Was liegt also in einer der Hochburgen des rheinischen Frohsinns näher, als mit einem eigenen Karnevalswagen und mit dem Firmenlogo versehener Kamelle auf sich aufmerksam zu machen. „Das haben wir im vergangenen Jahr schon einmal gemacht und in diesem Jahr wieder“, ergänzt Firmensprecherin Dana Khosravi.
Wagenbauer Jacques Tilly legte Hand an
Niemand Geringeres als Wagenbaumeister Jacques Tilly höchstpersönlich übersah die Arbeiten, versah den Wagen für den Rosenmontagszug mit den passenden Botschaften: „Wir digitalisieren Behörden“ und „Antrag von der Couch!“ war dort zu lesen. Ein aufgemalter QR-Code führte Interessierte direkt zur Webseite des Unternehmens. „Rund 180 Anschreiben kamen dabei in der Folge in diesem Jahr herum“, so Khosravi.

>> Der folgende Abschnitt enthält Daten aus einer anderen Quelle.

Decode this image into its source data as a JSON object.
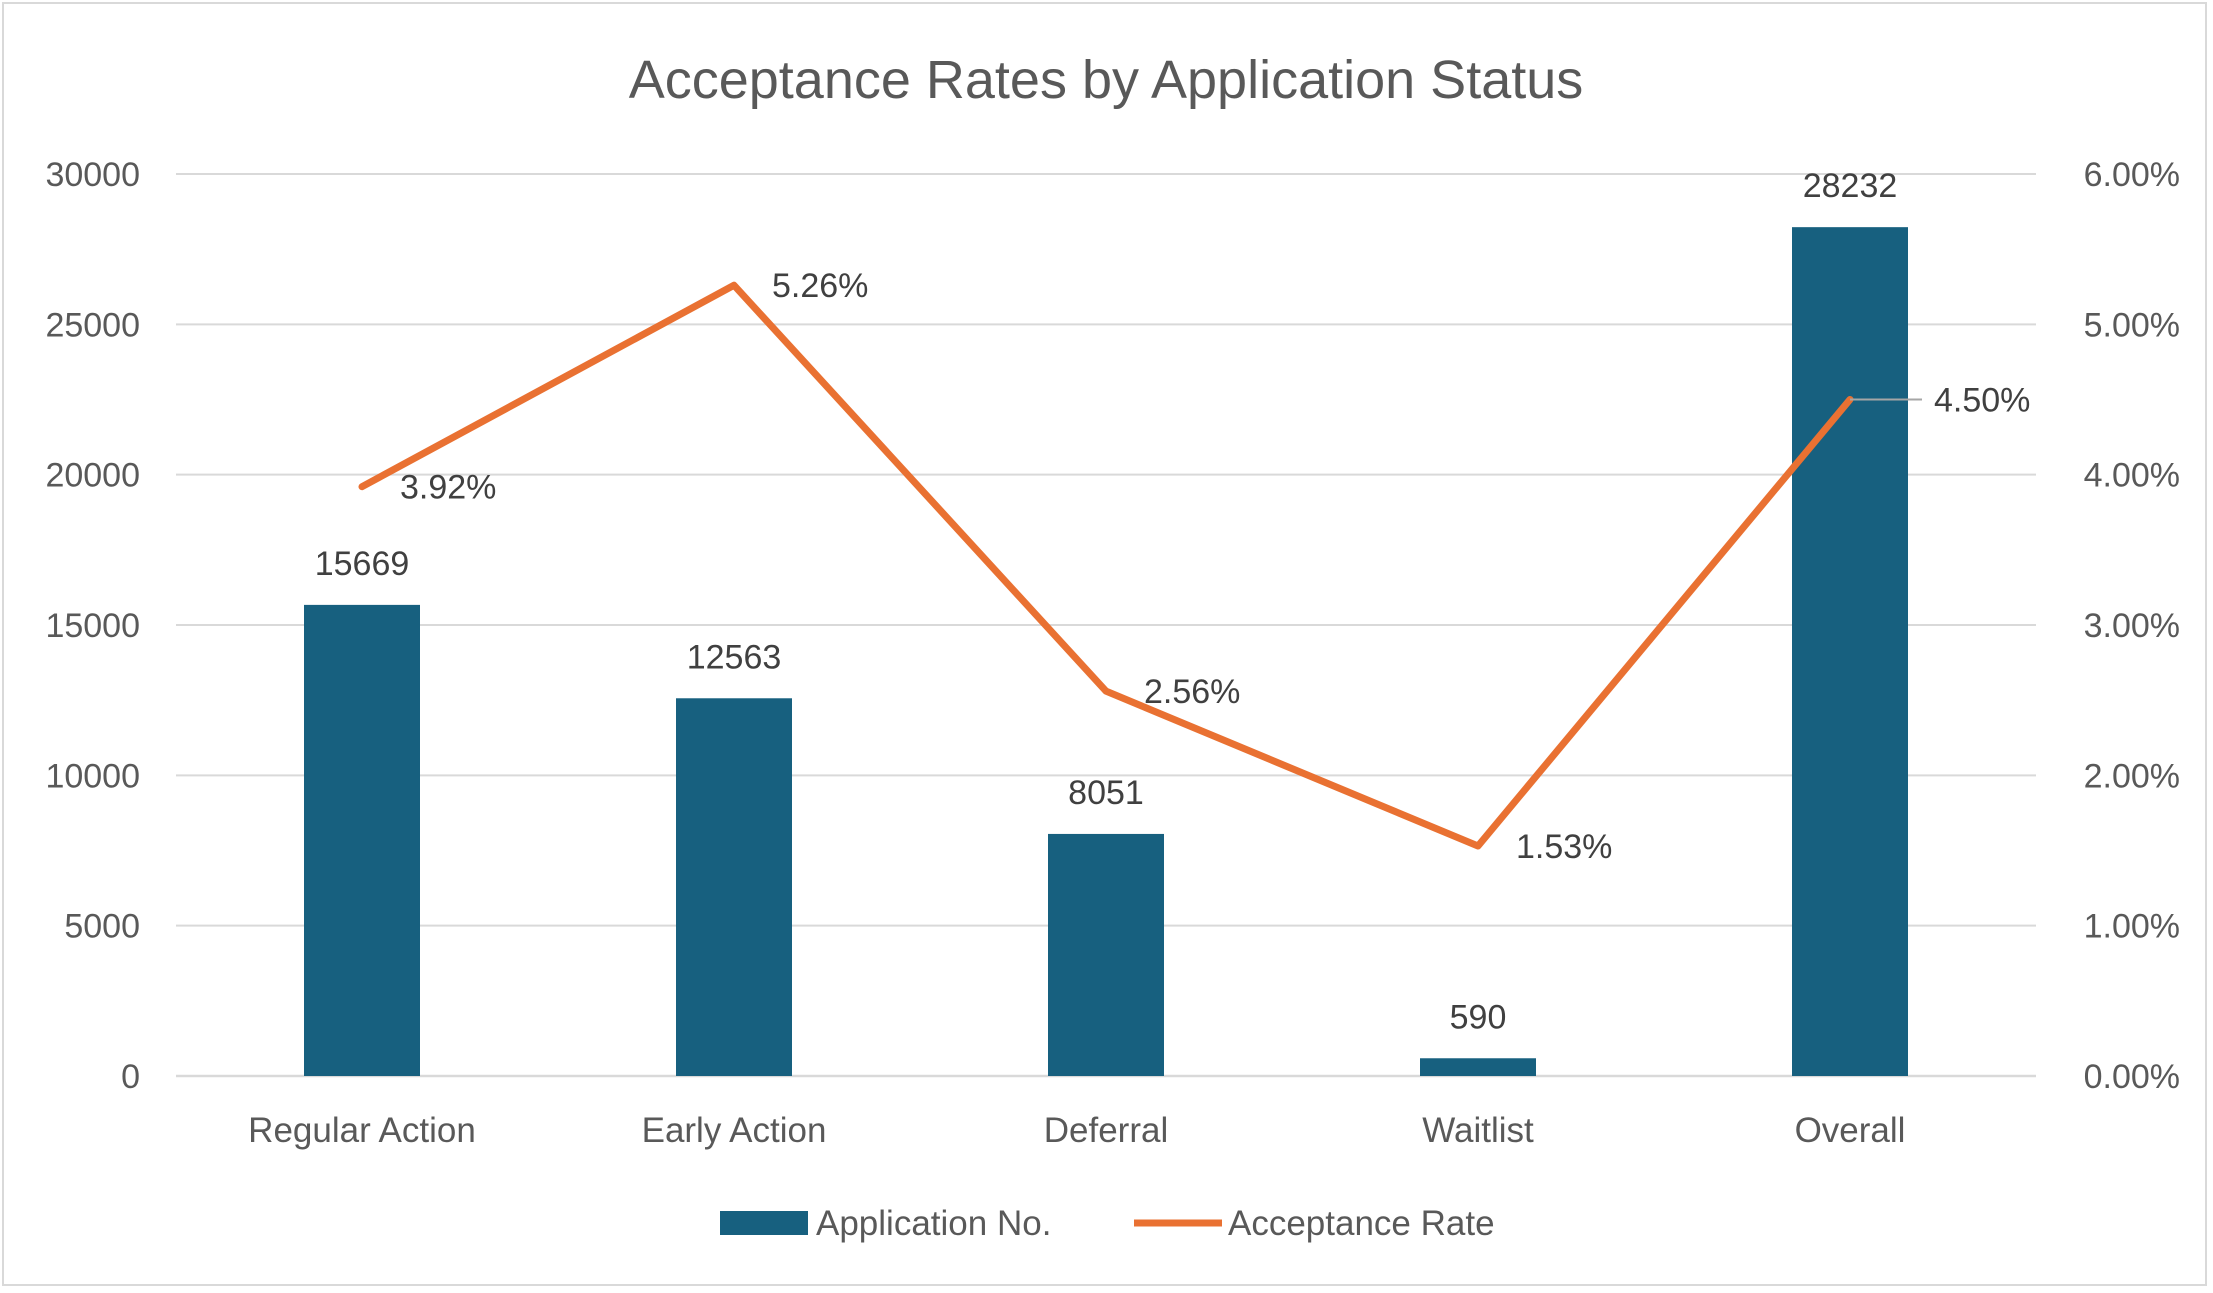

Auch wenn dadurch keine offene Stelle besetzt werden konnte – „leider ist die Qualität vieler Bewerbungen eher überschaubar“, formuliert es Christian Knebel diplomatisch – zeigt er sich von dem Ansatz überzeugt, so Aufmerksamkeit für sein Unternehmen zu generieren. „Es funktioniert in jedem Fall als Werbeplattform.“ Zuletzt wurde so etwa der neue Chief Operating Officer André Dölker (COO, heißt auf Deutsch in etwa „operativer Geschäftsführer“) für Publicplan gefunden. „Das war eine Initiativbewerbung. Er hatte den Wagen gesehen und sich dann im Anschluss bei uns gemeldet.“
Online beim Straßenverkehrsamt vorstellig werden
„Digitalisierung“, „Anträge von der Couch“, was verbirgt sich dahinter? „Das können etwa Portale für die Straßenverkehrsämter für Kommunen sein, um die Beantragung eines neuen Kennzeichens online zu ermöglichen“, gibt Christian Knebel einen Einblick in das Tätigkeitsfeld. Taxiunternehmer kommen per Knopfdruck an ihren Taxischein. Publicplan sei auf Dienstleistungen für öffentliche Verwaltungen spezialisiert, entwickle Lösungen, um Städte oder Ministerien digitaler aufzustellen. Das sei der Markenkern des Unternehmens, berichtet der gelernte Wirtschaftswissenschaftler Knebel.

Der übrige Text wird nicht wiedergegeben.